A study of damp-heat syndrome classification Using Word2vec and TF-IDF

作者:Zhu Wei; Zhang Wei; Li Guo Zheng; He Chong; Zhang Lei*
来源:IEEE International Conference on Bioinformatics and Biomedicine (IEEE BIBM), 2016-12-15 to 2016-12-18.

摘要

With people's increasing concern about health, judging people's health through medical record is becoming a potential demand. Most of preview disease analysis researches were conducted on structured dataset, which usually ignored the relationship between different symptoms, and the dataset was expensive to get. In this paper, we proposed a novel model based on Word2vec and Terms Frequency-Inverse Document Frequency (TF-IDF), which could be used to detect damp-heat syndrome on unstructured records directly.
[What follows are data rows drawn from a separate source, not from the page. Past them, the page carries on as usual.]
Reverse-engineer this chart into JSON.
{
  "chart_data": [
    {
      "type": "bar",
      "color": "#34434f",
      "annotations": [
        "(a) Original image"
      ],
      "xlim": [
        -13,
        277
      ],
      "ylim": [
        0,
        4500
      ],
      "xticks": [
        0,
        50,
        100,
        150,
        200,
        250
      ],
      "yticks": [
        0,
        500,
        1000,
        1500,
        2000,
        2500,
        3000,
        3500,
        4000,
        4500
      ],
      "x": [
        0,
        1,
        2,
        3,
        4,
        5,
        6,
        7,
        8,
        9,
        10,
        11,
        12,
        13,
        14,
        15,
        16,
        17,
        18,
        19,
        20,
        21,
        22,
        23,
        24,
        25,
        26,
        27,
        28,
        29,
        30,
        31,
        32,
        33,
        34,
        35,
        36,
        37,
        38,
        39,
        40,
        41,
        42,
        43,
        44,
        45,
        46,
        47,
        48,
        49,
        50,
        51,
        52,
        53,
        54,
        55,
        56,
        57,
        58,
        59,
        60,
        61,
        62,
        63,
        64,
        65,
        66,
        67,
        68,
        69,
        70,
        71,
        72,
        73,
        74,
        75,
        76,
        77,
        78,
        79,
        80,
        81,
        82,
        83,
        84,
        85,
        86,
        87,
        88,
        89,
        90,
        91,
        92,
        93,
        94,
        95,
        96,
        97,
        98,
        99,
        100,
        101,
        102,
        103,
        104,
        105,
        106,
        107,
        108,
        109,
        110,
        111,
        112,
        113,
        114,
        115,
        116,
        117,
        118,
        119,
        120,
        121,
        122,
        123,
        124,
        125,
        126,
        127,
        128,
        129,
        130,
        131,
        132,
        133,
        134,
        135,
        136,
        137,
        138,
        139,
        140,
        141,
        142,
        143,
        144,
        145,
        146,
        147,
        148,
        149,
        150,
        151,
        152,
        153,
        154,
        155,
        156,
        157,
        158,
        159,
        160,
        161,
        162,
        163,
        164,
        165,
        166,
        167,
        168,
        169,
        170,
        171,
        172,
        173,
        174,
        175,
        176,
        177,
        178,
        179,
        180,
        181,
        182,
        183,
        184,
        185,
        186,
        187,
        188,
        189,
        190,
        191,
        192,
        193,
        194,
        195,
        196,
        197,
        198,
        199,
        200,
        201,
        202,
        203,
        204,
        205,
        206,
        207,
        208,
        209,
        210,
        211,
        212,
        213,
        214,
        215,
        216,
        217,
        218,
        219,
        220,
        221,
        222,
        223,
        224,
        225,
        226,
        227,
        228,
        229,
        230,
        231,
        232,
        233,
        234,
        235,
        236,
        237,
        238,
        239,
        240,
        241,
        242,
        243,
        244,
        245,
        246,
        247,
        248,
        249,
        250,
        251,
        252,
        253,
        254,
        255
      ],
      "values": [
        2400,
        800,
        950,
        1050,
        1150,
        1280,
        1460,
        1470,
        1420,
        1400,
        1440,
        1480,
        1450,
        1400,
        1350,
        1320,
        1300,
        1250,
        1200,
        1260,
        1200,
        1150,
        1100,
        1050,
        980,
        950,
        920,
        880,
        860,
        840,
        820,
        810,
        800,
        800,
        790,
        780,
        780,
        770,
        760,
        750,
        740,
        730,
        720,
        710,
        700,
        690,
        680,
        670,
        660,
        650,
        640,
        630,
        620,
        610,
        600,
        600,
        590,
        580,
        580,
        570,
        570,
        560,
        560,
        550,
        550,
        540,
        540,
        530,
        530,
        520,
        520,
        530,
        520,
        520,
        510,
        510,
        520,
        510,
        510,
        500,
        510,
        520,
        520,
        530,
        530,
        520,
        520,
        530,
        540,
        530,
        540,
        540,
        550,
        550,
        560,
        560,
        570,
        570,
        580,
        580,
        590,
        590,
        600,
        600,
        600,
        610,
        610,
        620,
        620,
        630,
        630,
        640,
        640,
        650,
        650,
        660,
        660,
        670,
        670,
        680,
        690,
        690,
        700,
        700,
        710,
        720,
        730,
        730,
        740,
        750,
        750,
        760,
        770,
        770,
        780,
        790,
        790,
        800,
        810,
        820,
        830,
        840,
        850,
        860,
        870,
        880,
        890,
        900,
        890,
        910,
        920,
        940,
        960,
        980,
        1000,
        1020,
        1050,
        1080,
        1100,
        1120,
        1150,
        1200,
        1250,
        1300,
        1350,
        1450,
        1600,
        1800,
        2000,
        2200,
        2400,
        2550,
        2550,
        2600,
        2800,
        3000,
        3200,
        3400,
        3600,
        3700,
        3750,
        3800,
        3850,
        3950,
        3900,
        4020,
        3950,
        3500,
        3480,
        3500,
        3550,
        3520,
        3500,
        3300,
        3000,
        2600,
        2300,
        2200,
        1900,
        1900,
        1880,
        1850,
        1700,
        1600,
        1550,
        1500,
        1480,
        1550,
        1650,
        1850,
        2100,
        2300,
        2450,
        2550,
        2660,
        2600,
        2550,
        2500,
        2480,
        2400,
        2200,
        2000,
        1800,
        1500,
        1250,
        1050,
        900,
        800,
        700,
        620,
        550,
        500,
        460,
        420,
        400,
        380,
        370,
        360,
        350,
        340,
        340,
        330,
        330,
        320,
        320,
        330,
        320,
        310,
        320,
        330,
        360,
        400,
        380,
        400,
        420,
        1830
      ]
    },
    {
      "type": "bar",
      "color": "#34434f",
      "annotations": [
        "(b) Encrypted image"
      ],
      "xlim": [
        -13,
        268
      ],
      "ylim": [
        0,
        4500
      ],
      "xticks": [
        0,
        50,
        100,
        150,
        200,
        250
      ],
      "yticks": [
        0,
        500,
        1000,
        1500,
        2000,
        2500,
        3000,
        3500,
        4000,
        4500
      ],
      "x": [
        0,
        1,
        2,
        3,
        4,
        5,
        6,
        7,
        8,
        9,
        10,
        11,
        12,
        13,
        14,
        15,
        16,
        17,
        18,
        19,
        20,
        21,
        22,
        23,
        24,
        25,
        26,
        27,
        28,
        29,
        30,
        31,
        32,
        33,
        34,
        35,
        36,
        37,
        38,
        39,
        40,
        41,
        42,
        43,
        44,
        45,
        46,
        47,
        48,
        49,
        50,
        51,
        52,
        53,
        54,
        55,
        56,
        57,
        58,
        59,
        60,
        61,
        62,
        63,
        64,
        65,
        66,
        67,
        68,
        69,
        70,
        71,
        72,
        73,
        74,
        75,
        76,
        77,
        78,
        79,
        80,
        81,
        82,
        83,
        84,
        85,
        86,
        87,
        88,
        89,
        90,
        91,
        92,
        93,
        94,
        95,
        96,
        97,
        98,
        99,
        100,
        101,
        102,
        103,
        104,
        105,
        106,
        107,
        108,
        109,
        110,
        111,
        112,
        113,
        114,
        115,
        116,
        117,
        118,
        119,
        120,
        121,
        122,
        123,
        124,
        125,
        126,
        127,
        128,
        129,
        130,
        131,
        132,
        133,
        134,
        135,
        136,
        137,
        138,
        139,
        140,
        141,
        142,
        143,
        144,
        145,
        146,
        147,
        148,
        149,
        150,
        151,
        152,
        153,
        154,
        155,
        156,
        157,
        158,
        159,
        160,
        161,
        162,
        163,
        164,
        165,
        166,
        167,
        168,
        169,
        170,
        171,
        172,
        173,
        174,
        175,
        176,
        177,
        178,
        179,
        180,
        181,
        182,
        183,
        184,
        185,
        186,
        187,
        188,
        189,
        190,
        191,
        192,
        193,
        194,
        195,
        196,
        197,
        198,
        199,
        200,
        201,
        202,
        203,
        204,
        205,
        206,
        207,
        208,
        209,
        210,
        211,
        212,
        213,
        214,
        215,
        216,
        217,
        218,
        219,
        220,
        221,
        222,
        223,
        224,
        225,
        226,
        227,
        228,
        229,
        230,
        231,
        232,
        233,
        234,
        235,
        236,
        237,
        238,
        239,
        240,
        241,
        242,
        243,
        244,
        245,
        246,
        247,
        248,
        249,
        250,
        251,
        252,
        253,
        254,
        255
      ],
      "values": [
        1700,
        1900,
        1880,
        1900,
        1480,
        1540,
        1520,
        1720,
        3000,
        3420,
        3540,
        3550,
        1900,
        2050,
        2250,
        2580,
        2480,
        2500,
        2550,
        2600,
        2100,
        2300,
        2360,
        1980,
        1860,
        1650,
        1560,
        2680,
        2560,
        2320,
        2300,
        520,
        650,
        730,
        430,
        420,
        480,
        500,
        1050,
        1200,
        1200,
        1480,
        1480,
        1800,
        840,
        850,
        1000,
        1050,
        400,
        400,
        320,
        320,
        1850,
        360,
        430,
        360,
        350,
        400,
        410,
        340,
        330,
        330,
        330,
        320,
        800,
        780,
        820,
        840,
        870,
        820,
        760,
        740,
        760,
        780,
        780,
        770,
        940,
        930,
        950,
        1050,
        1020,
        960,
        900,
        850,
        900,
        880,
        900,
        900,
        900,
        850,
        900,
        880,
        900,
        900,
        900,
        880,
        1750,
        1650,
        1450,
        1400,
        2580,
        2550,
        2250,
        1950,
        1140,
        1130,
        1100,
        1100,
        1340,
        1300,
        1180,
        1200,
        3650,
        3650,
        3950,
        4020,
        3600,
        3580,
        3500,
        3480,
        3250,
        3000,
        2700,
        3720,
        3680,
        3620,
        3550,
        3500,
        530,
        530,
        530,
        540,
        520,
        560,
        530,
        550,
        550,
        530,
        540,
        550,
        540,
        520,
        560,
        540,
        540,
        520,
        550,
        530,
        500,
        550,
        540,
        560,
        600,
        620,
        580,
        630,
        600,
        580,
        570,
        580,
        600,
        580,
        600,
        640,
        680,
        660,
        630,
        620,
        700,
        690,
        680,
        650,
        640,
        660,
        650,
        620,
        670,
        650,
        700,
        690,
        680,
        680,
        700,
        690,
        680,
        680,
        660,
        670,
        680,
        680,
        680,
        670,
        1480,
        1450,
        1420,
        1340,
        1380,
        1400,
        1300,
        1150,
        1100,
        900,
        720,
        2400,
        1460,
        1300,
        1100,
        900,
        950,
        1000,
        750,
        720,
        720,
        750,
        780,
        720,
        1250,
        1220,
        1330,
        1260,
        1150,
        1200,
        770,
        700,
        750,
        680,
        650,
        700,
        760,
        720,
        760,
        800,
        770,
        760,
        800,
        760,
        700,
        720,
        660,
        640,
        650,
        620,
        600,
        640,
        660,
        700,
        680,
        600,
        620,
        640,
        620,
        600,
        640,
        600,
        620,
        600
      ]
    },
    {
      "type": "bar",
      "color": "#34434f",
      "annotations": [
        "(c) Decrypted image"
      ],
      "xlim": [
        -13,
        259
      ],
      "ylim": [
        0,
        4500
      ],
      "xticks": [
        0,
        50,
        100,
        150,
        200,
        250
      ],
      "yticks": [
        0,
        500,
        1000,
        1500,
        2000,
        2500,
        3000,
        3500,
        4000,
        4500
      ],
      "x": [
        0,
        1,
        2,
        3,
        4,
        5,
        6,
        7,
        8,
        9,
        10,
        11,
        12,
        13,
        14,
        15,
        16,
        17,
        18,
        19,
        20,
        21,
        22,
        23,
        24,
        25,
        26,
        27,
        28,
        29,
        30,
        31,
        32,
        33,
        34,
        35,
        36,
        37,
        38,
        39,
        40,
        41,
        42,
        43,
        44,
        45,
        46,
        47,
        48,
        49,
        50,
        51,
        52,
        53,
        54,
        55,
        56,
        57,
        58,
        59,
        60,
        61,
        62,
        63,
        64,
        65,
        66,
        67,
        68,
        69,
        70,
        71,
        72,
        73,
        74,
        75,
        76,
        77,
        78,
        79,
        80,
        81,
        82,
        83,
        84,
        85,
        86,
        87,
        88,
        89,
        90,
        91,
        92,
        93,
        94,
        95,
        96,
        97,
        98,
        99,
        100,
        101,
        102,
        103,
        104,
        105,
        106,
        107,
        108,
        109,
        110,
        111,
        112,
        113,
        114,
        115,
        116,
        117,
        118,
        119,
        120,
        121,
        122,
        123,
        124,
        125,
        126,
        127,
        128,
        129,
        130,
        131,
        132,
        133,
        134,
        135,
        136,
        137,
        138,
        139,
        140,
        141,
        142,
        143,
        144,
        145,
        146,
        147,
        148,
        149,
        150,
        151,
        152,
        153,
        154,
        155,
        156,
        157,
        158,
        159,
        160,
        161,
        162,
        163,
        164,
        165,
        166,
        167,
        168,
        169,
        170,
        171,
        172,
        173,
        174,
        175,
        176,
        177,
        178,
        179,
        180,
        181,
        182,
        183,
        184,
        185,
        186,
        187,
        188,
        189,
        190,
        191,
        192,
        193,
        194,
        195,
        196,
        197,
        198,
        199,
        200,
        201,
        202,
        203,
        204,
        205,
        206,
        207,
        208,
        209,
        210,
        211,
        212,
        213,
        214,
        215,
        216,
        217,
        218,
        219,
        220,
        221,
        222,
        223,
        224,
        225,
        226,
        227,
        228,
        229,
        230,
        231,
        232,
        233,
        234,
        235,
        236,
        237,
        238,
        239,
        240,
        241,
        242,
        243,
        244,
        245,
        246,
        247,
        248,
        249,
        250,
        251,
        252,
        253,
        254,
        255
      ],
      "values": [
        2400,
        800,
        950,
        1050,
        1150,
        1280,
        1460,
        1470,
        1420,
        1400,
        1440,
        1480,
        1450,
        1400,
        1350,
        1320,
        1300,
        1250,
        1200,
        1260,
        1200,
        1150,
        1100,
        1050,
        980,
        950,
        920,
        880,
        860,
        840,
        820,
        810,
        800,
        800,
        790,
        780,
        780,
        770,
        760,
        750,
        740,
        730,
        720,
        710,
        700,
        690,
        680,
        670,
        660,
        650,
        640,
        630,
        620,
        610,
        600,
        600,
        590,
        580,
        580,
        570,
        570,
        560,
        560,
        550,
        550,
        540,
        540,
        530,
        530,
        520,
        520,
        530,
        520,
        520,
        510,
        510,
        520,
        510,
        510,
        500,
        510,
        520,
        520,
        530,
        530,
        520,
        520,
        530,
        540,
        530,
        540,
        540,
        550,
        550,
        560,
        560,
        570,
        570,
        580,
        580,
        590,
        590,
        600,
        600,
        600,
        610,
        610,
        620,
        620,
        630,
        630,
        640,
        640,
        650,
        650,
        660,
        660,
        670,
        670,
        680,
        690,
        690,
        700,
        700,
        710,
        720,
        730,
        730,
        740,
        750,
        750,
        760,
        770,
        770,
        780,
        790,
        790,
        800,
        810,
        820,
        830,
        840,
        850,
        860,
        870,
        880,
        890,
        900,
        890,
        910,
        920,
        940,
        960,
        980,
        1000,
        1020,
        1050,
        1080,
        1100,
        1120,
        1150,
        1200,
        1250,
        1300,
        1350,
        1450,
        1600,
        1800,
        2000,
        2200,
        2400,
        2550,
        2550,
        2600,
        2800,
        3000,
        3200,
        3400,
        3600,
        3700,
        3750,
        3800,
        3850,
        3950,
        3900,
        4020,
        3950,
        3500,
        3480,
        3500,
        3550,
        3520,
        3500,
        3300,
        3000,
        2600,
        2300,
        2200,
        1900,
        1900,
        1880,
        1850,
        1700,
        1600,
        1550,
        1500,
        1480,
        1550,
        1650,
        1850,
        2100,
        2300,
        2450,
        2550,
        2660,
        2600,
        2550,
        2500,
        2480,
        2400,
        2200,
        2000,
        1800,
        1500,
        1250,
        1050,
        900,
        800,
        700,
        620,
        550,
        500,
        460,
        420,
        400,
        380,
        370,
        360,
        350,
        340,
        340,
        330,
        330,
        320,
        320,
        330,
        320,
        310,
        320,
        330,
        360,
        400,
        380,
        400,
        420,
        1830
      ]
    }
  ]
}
Firstly, we adopt ICTCLAS system combined with corpus collected in the field of Traditional Chinese Medicine (TCM) to segment the clinical records into words. Secondly, Word2vec tool was used to train word vector. Then, we constructed the record representation vector according to word vector and TF-IDF. The record representation method was named Word2vec+ TF-IDF. In order to verify the effectiveness of the proposed method, we compared our record representation method with other text representation methods under four different classifiers. The experiment was conducted on the dataset collected from over 10 Chinese Medicine hospitals. And the experimental results show that our model perform better than the state-of-theart methods such as LSA and Doc2vec.